Paul's Story > Biography
"In my early life, at grade school and high school, I
was a difficult student. I was at the top of my class but I was
always sort of in a pickle, in some kind of trouble. However I
excelled at creative writing and I really enjoyed it. I was a very
creative kid, I was always very good with my hands, and that comes
from my parents and my grandparents. My dad designed costumes for
the theatre, and when I was a kid I would help him. So on Saturdays
and my days off from school I would work in his atelier, cutting
patterns making button holes and covering buttons, helping with
whatever it took to put together a garment. I remember going to my
grandmother's house for Sunday dinner when I was a little kid, and
it was like a fashion show. Everybody was dressed to the nines -
uncles with starched collars and cufflinks and shiny ties, aunts
all dolled up with dresses and hats - and my parents would dress my
brother and I up. One of my grandfathers was a tailor, and there
were a lot of tailors and fashion people in my family. My dad was
one of 13 children, and most of his siblings were girls, and this
was right after the depression so there was a lot of sewing going
on. They couldn't afford to buy finished pieces, so they were
creative instead. I think that creativity is hereditary, it's in
your genes, and as far back as I can remember I could just pick up
a pencil and draw.
After high school I went to a liberal arts
college. I was a journalism major, and I thought I wanted to be a
news reporter. But after finishing college my friend's brother
opened a clothing shop, a boutique, and asked me to give him a
hand. So in the late 1960s and early 1970s we designed simple
ready-to-wear stuff: boots and T-shirts and jackets. It was during
what you would call the "Dandy" or "Glam" period, a time when
things were pretty theatrical and flashy. I used to shop around in
small towns in the US, looking for vintage clothing to buy and
sell, and that's what I did for a living back then. Around that
time a friend of mine was making jewelry and he got a commission
from a clothing designer based in New York, who was doing a fashion
show and needed some accessories. My friend couldn't do it all
himself so he asked me to help him. We were making dress clips and
really funky stuff - the designer was doing these red fox stoles
and we made heads for them out of silver and plastic.
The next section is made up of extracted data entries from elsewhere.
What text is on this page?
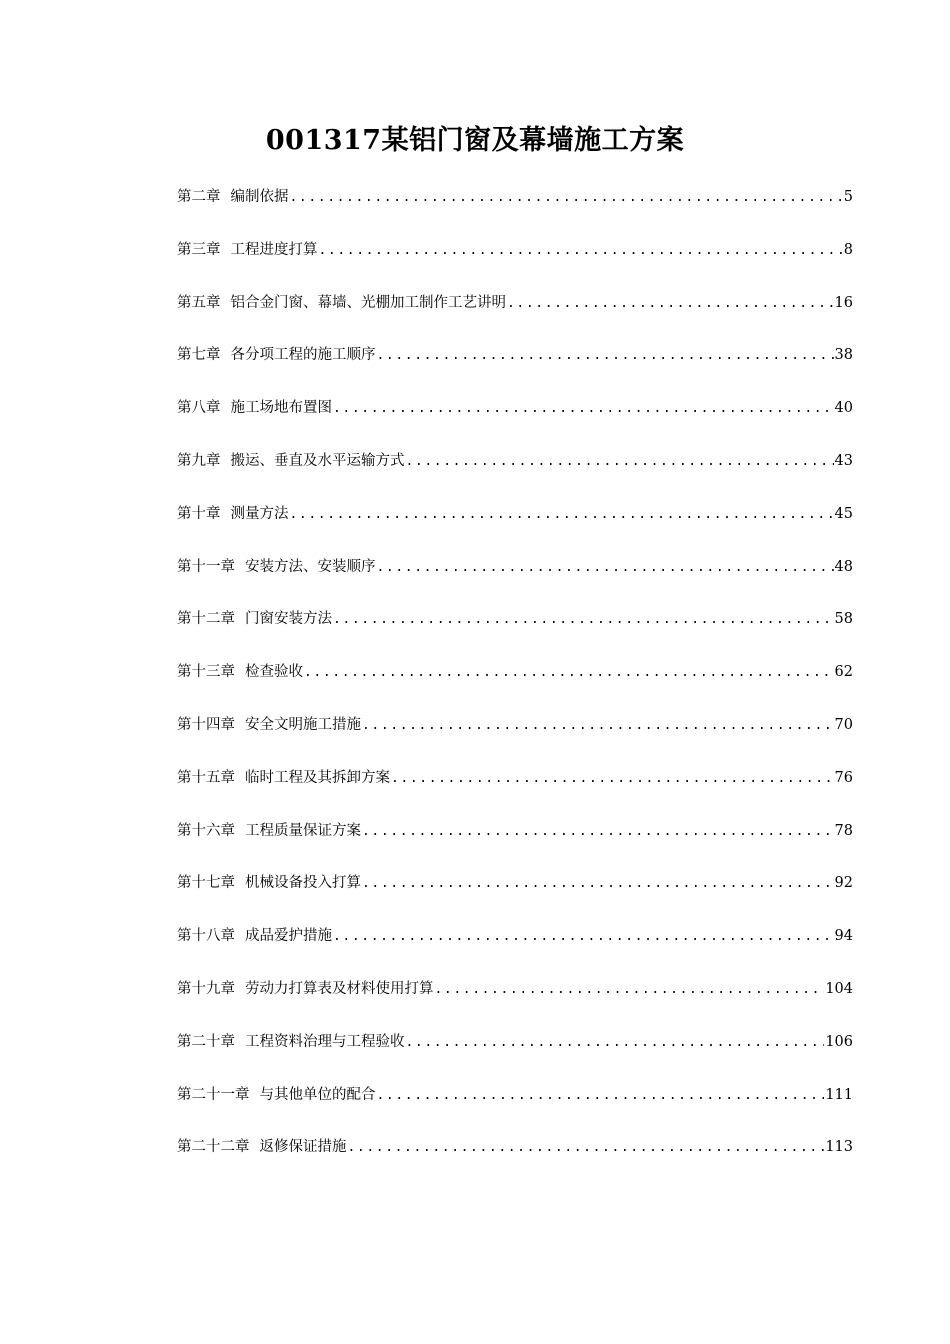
001317某铝门窗及幕墙施工方案
第二章 编制依据 .....	5
第三章 工程进度打算 .....	8
第五章 铝合金门窗、幕墙、光棚加工制作工艺讲明 .....	16
第七章 各分项工程的施工顺序 .....	38
第八章 施工场地布置图 .....	40
第九章 搬运、垂直及水平运输方式 .....	43
第十章 测量方法 .....	45
第十一章 安装方法、安装顺序 .....	48
第十二章 门窗安装方法 .....	58
第十三章 检查验收 .....	62
第十四章 安全文明施工措施 .....	70
第十五章 临时工程及其拆卸方案 .....	76
第十六章 工程质量保证方案 .....	78
第十七章 机械设备投入打算 .....	92
第十八章 成品爱护措施 .....	94
第十九章 劳动力打算表及材料使用打算 .....	104
第二十章 工程资料治理与工程验收 .....	106
第二十一章 与其他单位的配合 .....	111
第二十二章 返修保证措施 .....	113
And through
that I got hooked on the creative process. I started making my own
jewelry pieces on the side, working in the evenings in my basement,
and I would bring them to galleries to sell. One thing led to
another and I started making multiples and selling them at arts and
craft fairs. I was totally amazed at the first fair I did because I
sold everything on the first day. After one of those fairs I was
contacted by a buyer at Bergdorf Goodman, a big department store in
New York, who asked me to design a collection of jewelry that they
could sell - and I'm still stocked there, after all these years. So
that's kind of how I started, back in 1981. Soon afterwards I set
up a studio in Philadelphia, and we still design and manufacture
everything here, all under one roof."